This is not expected usage. yangheng/deberta-v3-base-absa-v1.1 is a stand-alone model (universal architecture from transformers) for aspect sentiment classification, and this state_dict is based on the architecture of pyabsa APC models.
I'm getting the exact same error when running the code provided in the tutorial. Therefore I was digging into the code to identify the problem and included the section were I was getting the error.
config = APC.APCConfigManager.get_apc_config_english()

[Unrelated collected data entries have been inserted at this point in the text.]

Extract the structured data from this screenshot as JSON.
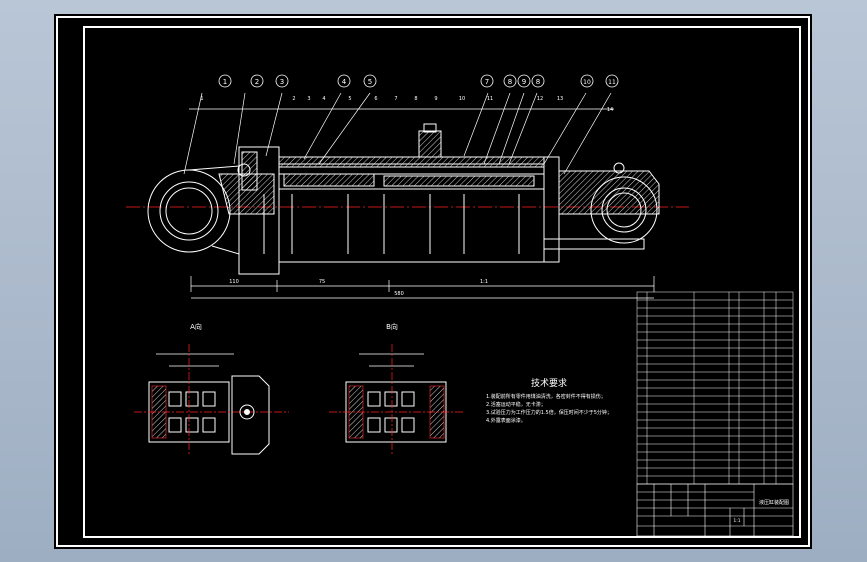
{
  "drawing": {
    "view_a_label": "A向",
    "view_b_label": "B向",
    "tech_title": "技术要求",
    "tech_notes": [
      "1.装配前所有零件用煤油清洗，各密封件不得有损伤；",
      "2.活塞运动平稳，无卡滞；",
      "3.试验压力为工作压力的1.5倍，保压时间不少于5分钟；",
      "4.外露表面涂漆。"
    ],
    "dim_left": "110",
    "dim_mid": "75",
    "dim_right": "1:1",
    "dim_total": "580",
    "balloons": [
      "1",
      "2",
      "3",
      "4",
      "5",
      "7",
      "8",
      "9",
      "8",
      "10",
      "11"
    ],
    "leader_numbers": [
      "1",
      "2",
      "3",
      "4",
      "5",
      "6",
      "7",
      "8",
      "9",
      "10",
      "11",
      "12",
      "13",
      "14"
    ]
  },
  "title_block": {
    "drawing_name": "液压缸装配图",
    "scale": "1:1"
  }
}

dataset = APC.APCDatasetList.Laptop14
config.num_epoch = 1
config.model = APC.APCModelList.FAST_LSA_T_V2
trainer = APC.APCTrainer(
config=config,
dataset=dataset,
from_checkpoint="english",
# if you want to resume training from our pretrained checkpoints, you can pass the checkpoint name here
auto_device=DeviceTypeOption.AUTO,
path_to_save=None, # set a path to save checkpoints, if it is None, save checkpoints at 'checkpoints' folder
checkpoint_save_mode=ModelSaveOption.SAVE_MODEL_STATE_DICT,
load_aug=False,
# there are some augmentation dataset for integrated datasets, you use them by setting load_aug=True to improve performance
)
Can you try the 2.3.4rc0 version, this error is triggered because the torch uses the strict mode to load the checkpoint, while the transformers from 4.3x versions refactored the code to remove the position_ids.
Working now! Thanks for fixing this! :)